Литература как жизнь. Том II — страница 44 из 155

«Смысловые явления могут существовать в скрытом виде, потенциально, и раскрываться только в благоприятных для этого раскрытия смысловых культурных контекстах последующих эпох».

М. М. Бахтин, Ответ на вопросредакции «Нового мира» (1970).

Из Саранска Бахтина вызволили благодаря Ире Андроповой. Ирина Юрьевна работала редактором в «Молодой Гвардии», в редакции «Жизнь замечательных людей», и некоторое время считалась редактором моей книги о Дефо, в чём нельзя было не видеть совпадения символического: дочь главы нашего ведомства правдыобна-ружения должна была редактировать биографию того, кто, помимо «Приключений Робинзона Крузо», увековечен как создатель британской секретной службы. Моя редакторша, работая в комсомольском издательстве, попала под влияние молодых ленинцев, впавших в настроения ретроградные, и напоминавшая цветок, выращенный в тюремной теплице, упросила всесильного родителя перевести ссыльного мыслителя в Москву.

Как же это вдруг Ленинский Комсомол встал за феноменолога, да ещё католика? Вадим, всё Вадим! При большом желании и неистребимой энергии у нас можно было выдать что-угодно с марксизмом несовместимое за что-угодно с тем же марксизмом очень даже совместимое, тем более если ни то ни другое не являлось в нашем расхожем употреблении тем, чем оно являлось на самом деле. Под напором Вадима молодогвардейцы дружно взялись за Иру, Ира – за отца, а отец… Чего не сделаешь ради родного дитяти?
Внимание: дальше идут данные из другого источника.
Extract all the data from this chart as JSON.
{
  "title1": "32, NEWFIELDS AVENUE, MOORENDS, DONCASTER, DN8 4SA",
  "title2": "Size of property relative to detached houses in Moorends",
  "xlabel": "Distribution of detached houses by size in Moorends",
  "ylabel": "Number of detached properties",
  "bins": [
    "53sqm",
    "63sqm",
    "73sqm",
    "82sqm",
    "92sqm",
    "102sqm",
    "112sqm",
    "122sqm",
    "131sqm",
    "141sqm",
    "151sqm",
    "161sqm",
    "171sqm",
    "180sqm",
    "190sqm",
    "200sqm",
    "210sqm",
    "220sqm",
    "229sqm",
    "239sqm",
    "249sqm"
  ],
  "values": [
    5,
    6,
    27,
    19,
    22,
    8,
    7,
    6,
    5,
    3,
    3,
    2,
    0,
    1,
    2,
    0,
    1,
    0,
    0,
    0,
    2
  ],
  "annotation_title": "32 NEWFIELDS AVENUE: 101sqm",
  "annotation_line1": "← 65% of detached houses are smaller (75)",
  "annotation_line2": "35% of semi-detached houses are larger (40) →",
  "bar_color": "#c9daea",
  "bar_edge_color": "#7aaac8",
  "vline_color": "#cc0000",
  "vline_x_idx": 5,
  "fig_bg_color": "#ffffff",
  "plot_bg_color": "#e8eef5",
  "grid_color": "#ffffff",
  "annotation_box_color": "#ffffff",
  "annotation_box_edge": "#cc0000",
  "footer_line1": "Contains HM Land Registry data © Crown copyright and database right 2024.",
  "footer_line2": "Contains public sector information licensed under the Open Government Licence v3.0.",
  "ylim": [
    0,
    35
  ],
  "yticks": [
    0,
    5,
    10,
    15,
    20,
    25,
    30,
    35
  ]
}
Убрав дочь от греха подальше, из издательства, где за неё стали браться уже не ради Бахтина, глава КГБ и его карательное ведомство, некогда убравшее Бахтина с поля идеологической битвы и загнавшее его за Волгу, извлекли выдающегося истолкователя «Преступления и наказания» с берегов великой реки и перенесли на берега реки поуже, но политически поважнее, в клинику Четвертого Управления.

Внял ли Андропов просьбам дочери, сказались ли результаты усилий Вадима, но ссыльный из Саранска уже заслонял горизонт международный, о чем Андропов, понятно, должен был знать. А Бахтин, оказавшись в Кремлевке, правительственной больнице, всё с ним случившееся толковал как практическое подтверждение его теории о том, что верх иногда становится низом и наоборот. Словом, карнавализация. До Кунцева нам было рукой подать: от Института на нынешней Поварской (быв. Воровского), не больше двадцати минут на такси, а то приходилось путешествовать за тридевять земель ради того, чтобы припасть к источнику интеллектуального обновления.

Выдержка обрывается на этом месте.